CenterPoint to Acquire Atmos’ Retail Business
CenterPoint Energy Services (CES), an indirect, wholly-owned subsidiary of CenterPoint Energy announced on October 31 that it had signed an agreement to acquire Atmos Energy’s retail energy services business, Atmos Energy Marketing (AEM).
AEM, based in Dallas, is a full-service natural gas marketing company that provides natural gas supply and asset management services to utilities, local distribution companies, and industrial and commercial facilities as well as municipals, power plants and natural gas producers.
CenterPoint Energy, headquartered in Houston, is a domestic energy delivery company that comprises electric transmission and distribution, natural gas distribution, and energy services operations.
The transaction will include the transfer of about 800 delivered gas customers and AEM’s related asset optimization business at an all cash price of $40 million plus working capital at the date of closing.
Specifically, the companies stated on Monday, the acquisition of AEM comprises:
- Gas supply, which includes a diverse supplier portfolio of large and small gas producers and marketers,
- Gas supply management (nominations, scheduling, balancing),
- Contract management, and
- Storage options and services.
These assets will be combined with CenterPoint Energy’s non-regulated Energy Services business, which, when finalized, will operate in six additional states for a total of 32 states, and deliver in excess of 1 trillion cubic feet of natural gas to approximately 100,000 customers (33,000 metered commercial and industrial customers , and 65,000 individual Choice retail customers).
“We are pleased to have found a strategic buyer for our non-regulated delivered gas business, Atmos Energy Marketing, in CenterPoint Energy,” said Atmos Energy CEO Kim Cocklin, adding, “CenterPoint brings substantial scale and diversity, with a sharp focus on superior customer service and excellent employee relations.”
“Given our company’s long-term vision to become the nation’s safest regulated natural gas utility and to further our strategy to grow organically by investing in our regulated infrastructure, now is the perfect time to move forward with this sale,” said Atmos Energy COO Mike Haefner. “This transaction results in Atmos Energy becoming a fully regulated pure-play natural gas company. Finally, it is important to note that the sale of this business will not reduce our ability and commitment to deliver earnings per diluted share growth in the six to eight percent range through fiscal 2020.”

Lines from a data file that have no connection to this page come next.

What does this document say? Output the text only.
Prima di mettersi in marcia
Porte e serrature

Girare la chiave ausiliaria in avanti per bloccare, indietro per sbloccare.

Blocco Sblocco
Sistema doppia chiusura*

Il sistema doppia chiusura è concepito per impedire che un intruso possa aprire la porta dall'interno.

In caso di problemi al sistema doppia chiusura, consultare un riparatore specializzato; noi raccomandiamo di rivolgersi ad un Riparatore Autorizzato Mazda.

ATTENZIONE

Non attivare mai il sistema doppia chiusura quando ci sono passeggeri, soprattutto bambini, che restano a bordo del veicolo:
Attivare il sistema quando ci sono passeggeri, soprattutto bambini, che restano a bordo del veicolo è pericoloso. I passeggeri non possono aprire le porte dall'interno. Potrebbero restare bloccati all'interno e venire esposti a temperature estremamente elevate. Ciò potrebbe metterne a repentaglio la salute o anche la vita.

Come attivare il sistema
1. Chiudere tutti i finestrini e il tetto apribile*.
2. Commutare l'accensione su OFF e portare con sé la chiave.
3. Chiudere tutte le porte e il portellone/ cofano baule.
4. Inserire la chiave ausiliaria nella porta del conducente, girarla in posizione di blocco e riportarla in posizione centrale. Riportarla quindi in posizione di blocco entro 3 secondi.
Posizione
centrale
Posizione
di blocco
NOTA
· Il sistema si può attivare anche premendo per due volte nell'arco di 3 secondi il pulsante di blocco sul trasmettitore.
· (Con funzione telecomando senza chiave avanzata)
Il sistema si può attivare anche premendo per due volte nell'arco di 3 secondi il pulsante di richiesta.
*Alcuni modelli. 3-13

“This is an exciting time for our CES business with a second announced acquisition this year,” said company Vice President Joe Vortherms. “AEM has built an impressive business, which will enable CES to more effectively access new markets and customer segments, grow our customer base and gross margins, and maintain our low value-at-risk, cost-effective organizational structure
“Their complementary operational and geographic footprints will provide CES with the kind of scale, geographic reach, and expanded capabilities that will enable it to grow, while maintaining a focus on excellent customer service,” Vorthems continued.
The sale is expected to close in the first calendar quarter of 2017. The proceeds from this transaction will be redeployed to fund infrastructure investment in the regulated business. Once the sale is complete, Atmos Energy will have fully exited the non-regulated gas marketing business.